After solid Republican gains in the midterm elections, the first Reconstruction Act was passed on March 2, 1867; the last on March 11, 1868. The first Reconstruction Act divided ten Confederate states (all except Tennessee, which had been readmitted in 1866) into 5 military districts. Governments that had been established under Abraham Lincoln's plan were abolished; the first Reconstruction Act stated that "no legal State governments or adequate protection for life or property now exist in the rebel States".
During the period of Reconstruction there was considerable upheavel in Southern society. Northerners, known as carpetbaggers, moved south to participate in southern governments. Anti civil-rights terrorists formed the Ku Klux Klan.
Three constitutional amendments were passed in the wake of the Civil War: the thirteenth, which abolished slavery; the fourteenth, which granted civil rights to African Americans; and the fifteenth, which granted civil rights to freed citizens. The fourteenth amendment was opposed by the southern states, and as a precondition of readmission to the Union, they were required to accept it (or the fifteenth after passage of the fourteenth). All Southern states were readmitted by 1870, and all but 500 Confederate sympathizers were pardoned when President Ulysses S. Grant signd the Amnesty Act[?] on May 22, 1872. However, Reconstruction continued until 1877, when the contentious Presidential election was decided in favor of Rutherford B. Hayes, supported by Northern states, over his opponent, Samuel J. Tilden.
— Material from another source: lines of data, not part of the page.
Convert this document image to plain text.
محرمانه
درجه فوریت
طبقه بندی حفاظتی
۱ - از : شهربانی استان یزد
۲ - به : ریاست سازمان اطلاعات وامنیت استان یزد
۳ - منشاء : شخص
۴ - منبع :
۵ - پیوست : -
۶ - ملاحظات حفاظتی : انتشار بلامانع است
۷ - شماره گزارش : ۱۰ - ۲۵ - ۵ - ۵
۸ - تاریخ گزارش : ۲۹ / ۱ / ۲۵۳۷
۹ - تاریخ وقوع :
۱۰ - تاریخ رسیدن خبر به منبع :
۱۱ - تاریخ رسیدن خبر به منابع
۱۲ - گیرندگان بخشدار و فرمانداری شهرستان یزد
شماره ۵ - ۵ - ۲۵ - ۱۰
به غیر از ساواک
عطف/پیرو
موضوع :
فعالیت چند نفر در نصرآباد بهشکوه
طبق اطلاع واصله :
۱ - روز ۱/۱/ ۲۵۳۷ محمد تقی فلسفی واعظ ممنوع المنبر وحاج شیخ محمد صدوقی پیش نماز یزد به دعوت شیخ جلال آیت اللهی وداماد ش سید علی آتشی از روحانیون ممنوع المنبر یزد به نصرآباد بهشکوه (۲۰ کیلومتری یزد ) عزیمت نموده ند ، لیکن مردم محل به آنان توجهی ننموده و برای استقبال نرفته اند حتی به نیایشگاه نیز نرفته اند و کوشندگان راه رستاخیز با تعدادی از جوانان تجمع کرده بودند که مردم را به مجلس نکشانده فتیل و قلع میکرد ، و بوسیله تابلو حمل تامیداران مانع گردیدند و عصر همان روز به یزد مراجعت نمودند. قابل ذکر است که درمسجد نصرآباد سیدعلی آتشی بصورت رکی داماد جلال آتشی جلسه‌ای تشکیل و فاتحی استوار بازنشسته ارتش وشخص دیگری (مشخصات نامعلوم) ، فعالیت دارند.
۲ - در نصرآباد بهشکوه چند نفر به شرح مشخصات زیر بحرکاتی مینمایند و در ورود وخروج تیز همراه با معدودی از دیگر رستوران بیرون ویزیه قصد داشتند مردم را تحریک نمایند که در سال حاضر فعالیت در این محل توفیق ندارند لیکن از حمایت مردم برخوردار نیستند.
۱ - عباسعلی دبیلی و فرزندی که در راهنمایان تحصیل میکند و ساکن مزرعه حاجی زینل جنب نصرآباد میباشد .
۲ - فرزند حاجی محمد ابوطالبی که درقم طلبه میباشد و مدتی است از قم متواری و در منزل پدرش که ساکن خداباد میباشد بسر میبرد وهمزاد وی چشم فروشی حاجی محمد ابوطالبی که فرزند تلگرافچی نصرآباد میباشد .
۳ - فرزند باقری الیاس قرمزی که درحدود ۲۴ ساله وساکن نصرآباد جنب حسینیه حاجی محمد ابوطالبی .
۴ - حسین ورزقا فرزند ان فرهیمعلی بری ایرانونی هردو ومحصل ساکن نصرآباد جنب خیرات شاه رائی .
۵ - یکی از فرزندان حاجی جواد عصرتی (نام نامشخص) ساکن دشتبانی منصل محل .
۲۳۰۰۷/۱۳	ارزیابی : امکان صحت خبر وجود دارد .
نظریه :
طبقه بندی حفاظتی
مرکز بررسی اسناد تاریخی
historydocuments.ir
Some historians have argued that the election was handed to the Hayes in exchange for an end to Reconstruction; this theory characterizes the settlement of that election as the "Compromise of 1877". Not all historians agree with this theory; in any case, regardless of the circumstances, Reconstruction came to an end at this time.
The end of Reconstruction essentially signalled the end of civil rights for African Americans; as the years passed after the end of the war, the North lost interest in continuing to pursue the matter and instead turned its attention towards other concerns. The South was essentially allowed to establish a segregated society in return for accepting its integration into the Union, and the initial flurry of civil rights measures were eroded over time. In the aftermath of Reconstruction, much of the civil rights legislation was later overturned by the United States Supreme Court near the end of the 19th Century. Most notably, the court ruled in the Civil Rights Cases 109 US 3 1883 that states could enact laws that segregated black and white citizens in public places. Plessy v. Ferguson 163 US 537 1896 went even further, providing that segregation was legal as long as it provided for "separate but equal" facilities. Brown v. Board of Education of Topeka 347 US 483 1954 was one of the landmark 20th-century cases in which the Supreme Court reversed itself on segregation, but it was not until the Federal government formally struck down the concept of segregation in all public facilities in Title II of the Civil Rights Act of 1964 that Plessy was formally reversed. This act, along with the Voting Rights Act of 1965, finally paved the way to an end to officially sanctioned segregation in the United States.